As far as cooking fish, I’ve always thought there’s just so many different varieties [of fish] and that there’s so many things you can do with fish. Even from one day to the next, fish can take on different flavors. I think there’s an endless [variety] of things we can do, especially having worked in a sashimi bar, a tapas restaurant and a French restaurant.
There is an endless variety of things we can do, but there is not an endless supply of fish. What does it mean when it says on your menu that Area 31 supports the Monterey Bay Seafood Watch Program?
Kimpton Hotels and Restaurants partnered up with the Monterey Bay Aquarium. They kind of guide us. It’s really a challenge to figure out where everything is coming from and what is potentially endangered. So, Monterey Bay put a great program together to give us the information that we can go by and explain to us the reasons for certain things.
The Monterey Bay Aquarium has little pocket guides. They’ll do the research. They’ll do the legwork and then they’ll help guide us to make informed decisions, as opposed to just saying, “This is bad. Don’t use it.”
For example, grouper reproduce very slowly and are overfished, so [Kimpton Group] is working on possibly taking a break from using them. We don’t serve them in our restaurant.
We just kind of feel our way through and try to figure out what’s really best for the environment.
Even with the guide, it’s complicated. Mahi mahi caught with a pole as opposed to a net might be ok, but how do you know what it was caught with when you go to the seafood counter?
It is complicated. If corvina is caught in the Gulf of California, then it’s no good but if it’s caught down by Nicaragua or Panama, then it’s better. It’s pretty challenging and it can make your head spin.
Well, at least when people go to dine at Area 31, they know that you’ve done your research.

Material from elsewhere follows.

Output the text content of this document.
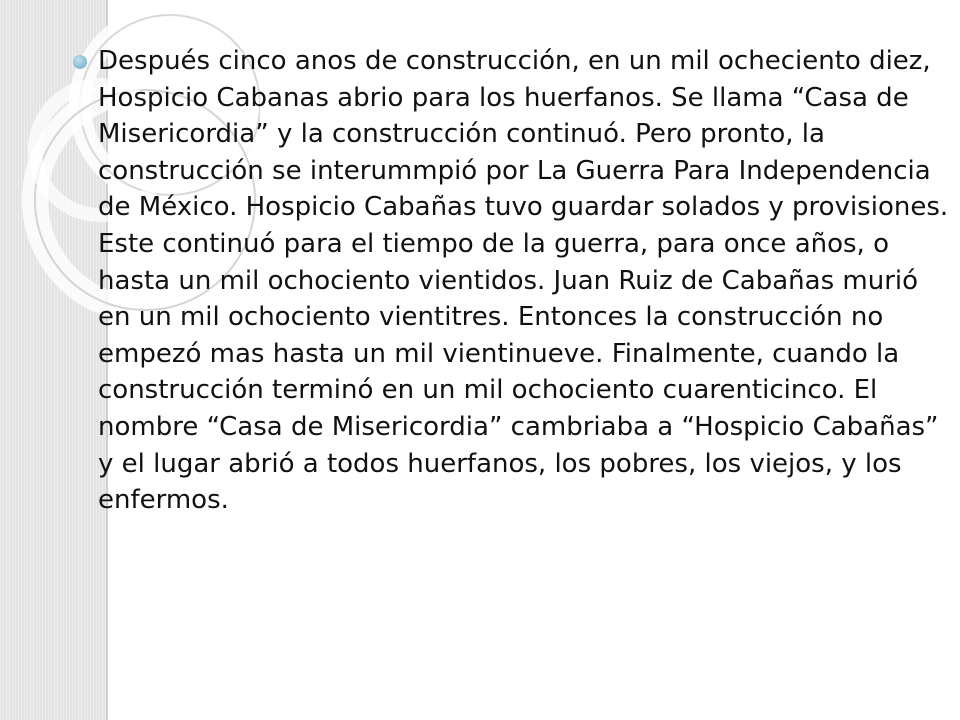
Después cinco anos de construcción, en un mil ocheciento diez, Hospicio Cabanas abrio para los huerfanos. Se llama “Casa de Misericordia” y la construcción continuó. Pero pronto, la construcción se interummpió por La Guerra Para Independencia de México. Hospicio Cabañas tuvo guardar solados y provisiones. Este continuó para el tiempo de la guerra, para once años, o hasta un mil ochociento vientidos. Juan Ruiz de Cabañas murió en un mil ochociento vientitres. Entonces la construcción no empezó mas hasta un mil vientinueve. Finalmente, cuando la construcción terminó en un mil ochociento cuarenticinco. El nombre “Casa de Misericordia” cambriaba a “Hospicio Cabañas” y el lugar abrió a todos huerfanos, los pobres, los viejos, y los enfermos.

It raises the consciousness. We’re by no means perfect on all of them. I still have to work with my purveyors to make sure that we’re getting the proper things. It’s a great start though. It’s great to at least be putting so much effort into it, especially with all of the hotels Kimpton has.
When you designed the menu for Area 31, did you know it was going to be a sustainable seafood restaurant or did you help design that concept?
Kimpton was pretty clear about what they wanted. They wanted a seafood concept with a Mediterranean influence. I [interpreted] this not as Mediterranean food, but more as a Mediterranean feeling-light, fresh, simple, lots of nice olive oils, lots of fresh fish. Then I took on the sustainability as part of Kimpton. Area 31 just took it to another level by saying we’re only going to source fish from here, since we have the name. It seemed pretty silly to fly fish all the way from the Mediterranean. And then, one of the other challenges is: with local fish, there’s a reason that people cook it the way they do versus in the Mediterranean. So, to get that balance and to get that theory across was a challenge.
I think we’ve done a good job of keeping it Mediterranean-esque as more of a feeling than the flavors. And then the sustainability part came with our commitment to always keep progressing.
I enjoy following you on Twitter (@chefcritchley). I read a tweet by you the other day about how Chef Greg was lonely. You invited diners to stop by and visit him, and you offered them a drink if they did.
He was lonely [laughing]. The company asked me to do Twitter. They said, “This is a great marketing tool. It’s really taking off.” So they thought this would be a great idea to put their chefs out there, since this is a chef-driven company. It’s kind of a no-brainer. You’re not having to do too much. You’re not having to go make an appearance. If you get people to follow you, great. Sometimes I can even ask people to come in and try a menu, on me, or if Chef Lynn [Moulton] tries a new dessert, I’ll buy people dessert. If we pick up ten people, great. It sure beats throwing coupons out there and trying to attract people that way. Now they’re coming in because of a specific reason.